CA’s issue was a lot more noticable, since the maps you played on kinda depended on the AI being able to load troops into boats and sail to other places - and it did not.

But I agree, there’s a ton of issues with the game, that pops up the more you play. But I’ve gotten used to shelving games for 3-6 months before playing them these days, if they involve anything but shooting/melting peoples faces

I had the exact same bug recently, although in my case it did not end up costing me the victory (but only by virtue of me having communism and other unhappiness reducing policies). I think going forward I will not accept peace treaties with city gifts unless I intend to annex or raze them right away, at least until a patch fixes this.

Is there yet a mod that tweaks the amount of destruction happening when you take enemy cities?

One big part of the happiness issues springs from the fact that when you take a city, most everything that was in it is gone.
You have to rebuild everything from scratch, starting with monuments again.
That inevitabely takes quite a while, and thus it takes a while to compensate the unhappiness caused by the new population.
I’d like to see something along the lines of pillaged improvements, where it takes a while, but most everything can be brought back up.


rezaf

Since the AI plays by different rules it’s unclear whether it actually builds anything but wonders and units. If it doesn’t that would explain why no buildings other than wonders remain – there weren’t any in the first place! I noticed that AI city defense is often so low as if it doesn’t bother to build walls even in front line cities, for example.

If everything is getting wiped out that’s a bug (or the manual is out of date). Per page 76 of the manual:

The city’s culture and military buildings (temples, barracks, etc.) are always destroyed when the city is taken. All other buildings have a 66% chance of being captured intact.

IMO wiping out culture and military buildings makes sense. Why would a monument to the previous owner’s cultural greatness cause anything but trouble for me? But in theory most of the rest of the stuff should still be there.

Hmm, you’re right… but does that actually happen? Admittedly I don’t really know since I always puppet first, and puppet states build lots of junk on their own.
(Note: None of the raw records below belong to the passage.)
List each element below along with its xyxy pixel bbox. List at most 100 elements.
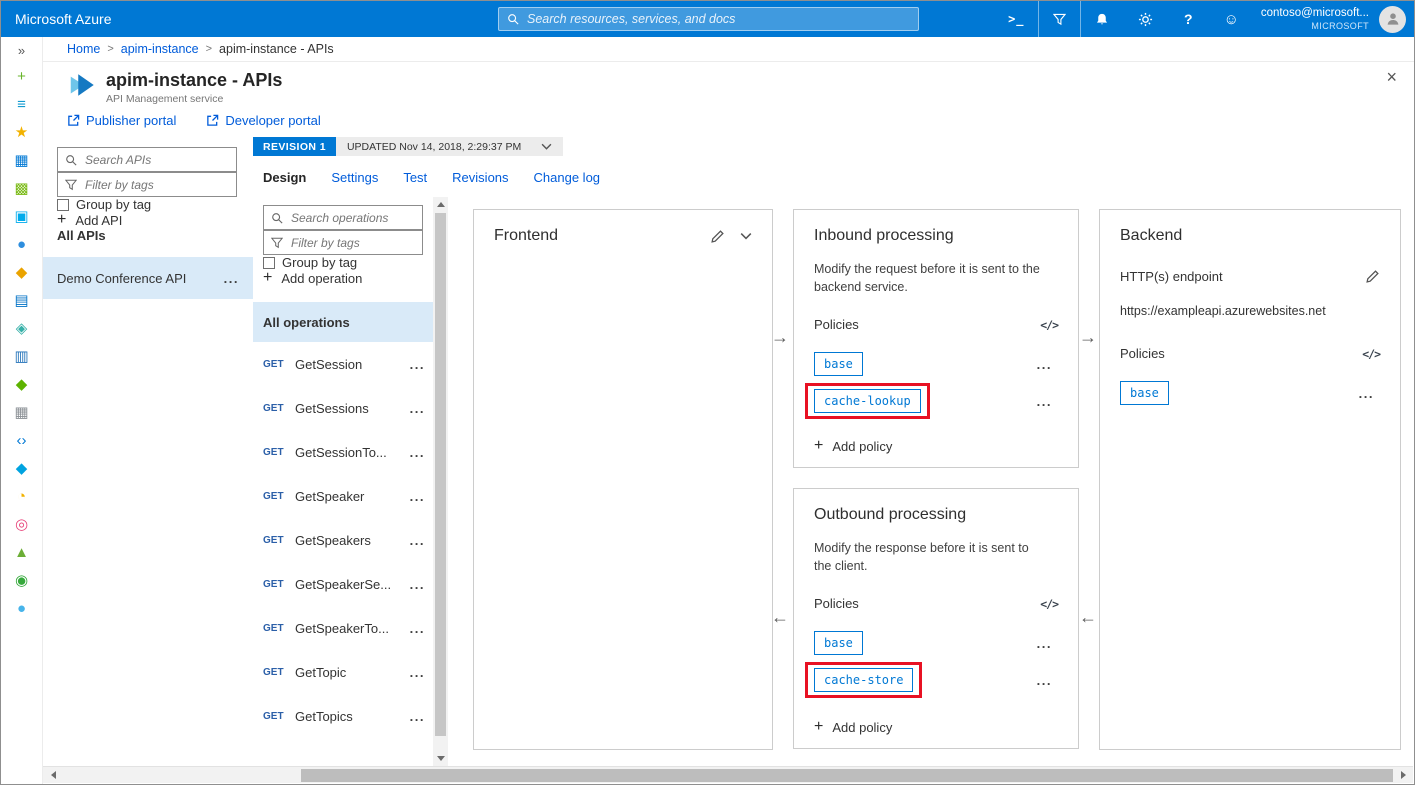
favorites-icon[interactable]: ★ <box>1 118 42 146</box>
api-more-icon[interactable]: ... <box>224 272 239 285</box>
developer-portal-link[interactable]: Developer portal <box>206 113 321 128</box>
storage-accounts-icon[interactable]: ▦ <box>1 398 42 426</box>
feedback-smiley-icon[interactable]: ☺ <box>1210 1 1253 37</box>
function-apps-icon[interactable]: ◆ <box>1 258 42 286</box>
api-item-demo-conference[interactable]: Demo Conference API ... <box>43 257 253 299</box>
monitor-icon[interactable]: ◔ <box>1 482 42 510</box>
operation-row[interactable]: GET GetTopics... <box>253 694 433 738</box>
load-balancers-icon[interactable]: ◆ <box>1 370 42 398</box>
tab-settings[interactable]: Settings <box>331 170 378 185</box>
cost-management-icon[interactable]: ◉ <box>1 566 42 594</box>
operation-more-icon[interactable]: ... <box>410 446 425 459</box>
checkbox[interactable] <box>263 256 275 269</box>
global-search-input[interactable] <box>525 11 910 27</box>
edit-pencil-icon[interactable] <box>710 229 725 244</box>
breadcrumb-home[interactable]: Home <box>67 42 100 56</box>
chevron-down-icon[interactable] <box>541 143 552 150</box>
all-operations-item[interactable]: All operations <box>253 302 433 342</box>
notifications-bell-icon[interactable] <box>1081 1 1124 37</box>
scrollbar-thumb[interactable] <box>435 213 446 736</box>
scroll-right-icon[interactable] <box>1395 767 1411 783</box>
policy-more-icon[interactable]: ... <box>1359 387 1374 400</box>
tab-design[interactable]: Design <box>263 170 306 185</box>
operation-more-icon[interactable]: ... <box>410 666 425 679</box>
operation-more-icon[interactable]: ... <box>410 578 425 591</box>
add-operation-button[interactable]: + Add operation <box>263 270 423 286</box>
tab-revisions[interactable]: Revisions <box>452 170 508 185</box>
tab-test[interactable]: Test <box>403 170 427 185</box>
add-api-button[interactable]: + Add API <box>57 212 237 228</box>
chevron-down-icon[interactable] <box>740 232 752 240</box>
global-search-box[interactable] <box>498 7 919 31</box>
operation-row[interactable]: GET GetTopic... <box>253 650 433 694</box>
operation-more-icon[interactable]: ... <box>410 710 425 723</box>
add-policy-button[interactable]: + Add policy <box>814 438 892 454</box>
operations-scrollbar[interactable] <box>433 197 448 766</box>
policy-chip-base[interactable]: base <box>814 352 863 377</box>
edit-pencil-icon[interactable] <box>1365 269 1380 284</box>
checkbox[interactable] <box>57 198 69 211</box>
operation-row[interactable]: GET GetSession... <box>253 342 433 386</box>
operation-row[interactable]: GET GetSpeaker... <box>253 474 433 518</box>
sql-databases-icon[interactable]: ▤ <box>1 286 42 314</box>
directory-filter-icon[interactable] <box>1037 1 1081 37</box>
all-services-icon[interactable]: ≡ <box>1 90 42 118</box>
filter-operations-input[interactable] <box>289 234 415 251</box>
operation-row[interactable]: GET GetSessionTo...... <box>253 430 433 474</box>
close-icon[interactable]: × <box>1386 68 1397 86</box>
scroll-down-icon[interactable] <box>433 751 448 766</box>
operation-more-icon[interactable]: ... <box>410 622 425 635</box>
policy-more-icon[interactable]: ... <box>1037 358 1052 371</box>
virtual-machines-icon[interactable]: ▥ <box>1 342 42 370</box>
operation-more-icon[interactable]: ... <box>410 358 425 371</box>
operation-row[interactable]: GET GetSpeakers... <box>253 518 433 562</box>
policy-more-icon[interactable]: ... <box>1037 674 1052 687</box>
account-menu[interactable]: contoso@microsoft... MICROSOFT <box>1261 7 1369 32</box>
security-center-icon[interactable]: ▲ <box>1 538 42 566</box>
policy-chip-base[interactable]: base <box>814 631 863 656</box>
operation-row[interactable]: GET GetSpeakerSe...... <box>253 562 433 606</box>
settings-gear-icon[interactable] <box>1124 1 1167 37</box>
tab-change-log[interactable]: Change log <box>534 170 601 185</box>
scroll-up-icon[interactable] <box>433 197 448 212</box>
scrollbar-thumb[interactable] <box>301 769 1393 782</box>
operation-more-icon[interactable]: ... <box>410 402 425 415</box>
code-editor-icon[interactable]: </> <box>1040 597 1059 611</box>
operation-more-icon[interactable]: ... <box>410 534 425 547</box>
code-editor-icon[interactable]: </> <box>1040 318 1059 332</box>
search-apis-box[interactable] <box>57 147 237 172</box>
azure-ad-icon[interactable]: ◆ <box>1 454 42 482</box>
all-resources-icon[interactable]: ▩ <box>1 174 42 202</box>
cosmos-db-icon[interactable]: ◈ <box>1 314 42 342</box>
add-policy-button[interactable]: + Add policy <box>814 719 892 735</box>
cloud-shell-icon[interactable]: >_ <box>995 1 1038 37</box>
help-support-icon[interactable]: ● <box>1 594 42 622</box>
policy-more-icon[interactable]: ... <box>1037 637 1052 650</box>
breadcrumb-apim-instance[interactable]: apim-instance <box>121 42 199 56</box>
filter-operations-box[interactable] <box>263 230 423 255</box>
group-by-tag-operations[interactable]: Group by tag <box>263 255 423 270</box>
virtual-networks-icon[interactable]: ‹› <box>1 426 42 454</box>
horizontal-scrollbar[interactable] <box>43 766 1413 783</box>
filter-apis-box[interactable] <box>57 172 237 197</box>
operation-row[interactable]: GET GetSessions... <box>253 386 433 430</box>
filter-apis-input[interactable] <box>83 176 229 193</box>
search-operations-box[interactable] <box>263 205 423 230</box>
publisher-portal-link[interactable]: Publisher portal <box>67 113 176 128</box>
scroll-left-icon[interactable] <box>45 767 61 783</box>
policy-more-icon[interactable]: ... <box>1037 395 1052 408</box>
search-operations-input[interactable] <box>289 209 415 226</box>
code-editor-icon[interactable]: </> <box>1362 347 1381 361</box>
group-by-tag-apis[interactable]: Group by tag <box>57 197 237 212</box>
policy-chip-cache-lookup[interactable]: cache-lookup <box>814 389 921 414</box>
avatar[interactable] <box>1379 5 1406 33</box>
operation-more-icon[interactable]: ... <box>410 490 425 503</box>
help-icon[interactable]: ? <box>1167 1 1210 37</box>
advisor-icon[interactable]: ◎ <box>1 510 42 538</box>
app-services-icon[interactable]: ● <box>1 230 42 258</box>
policy-chip-base[interactable]: base <box>1120 381 1169 405</box>
operation-row[interactable]: GET GetSpeakerTo...... <box>253 606 433 650</box>
search-apis-input[interactable] <box>83 151 229 168</box>
expand-sidebar-icon[interactable]: » <box>18 43 25 58</box>
resource-groups-icon[interactable]: ▣ <box>1 202 42 230</box>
I’ve never captured a city (in only three full games, though) which had a intact colosseum.
Even cultural/military buildings should have a decent chance to survive.
Temples and barracks have often been repurposed by invaders historically.

The theory that the AI never actually builds that stuff could be true, though I haven’t seen any evidence for that except in captured cities, there was nothing. For example, I captured France when we were both well into the industrial age, and none of their cities had a factory. Or a library. Or a marketplace.
If it’s true, it’s … really sad.


rezaf

hmm - the more I think about that, the more true I think it is. I’ve taken tons of cities where when I entered the list over buildable buildings to make a courthouse, I can pretty much select everything since the city is completely void of any kind of buildings, but the most basic ones.

I’ve sad this before, but I have a suspicion that this is one of the reasons espionage isnt in the game, since if the AI cities/units don’t operate by the same rules, it wouldnt make sense to be able to see what they were doing in their cities.

I’ve invaded with buildings intact - but cultural and military buildings are a large percentage of the overall number.

I’d hope that the reason espionage isn’t in Civ5 is that it was the one addition to IV that everybody turned off, the minute that became possible, because it was broken.

I hated espionage in Civ4. That was the one major change with BtS that I strongly disliked. It’s just something I didn’t want to deal with. I was already pretty happy with what Civ4 had and it added a dimension of play that I did not enjoy.

I think I’ve seen the AI with buildings but I wouldn’t swear to it. Clearly early on the only thing you are likely to see is libraries and maybe a happiness building. However since the AI seldom has a problem with happiness. At least when the do the happiest people survey, I suspect the AI doesn’t have a lot of reason to build happiness buildings… I’ll have to start annexing some cities in the industrial era and see what remains.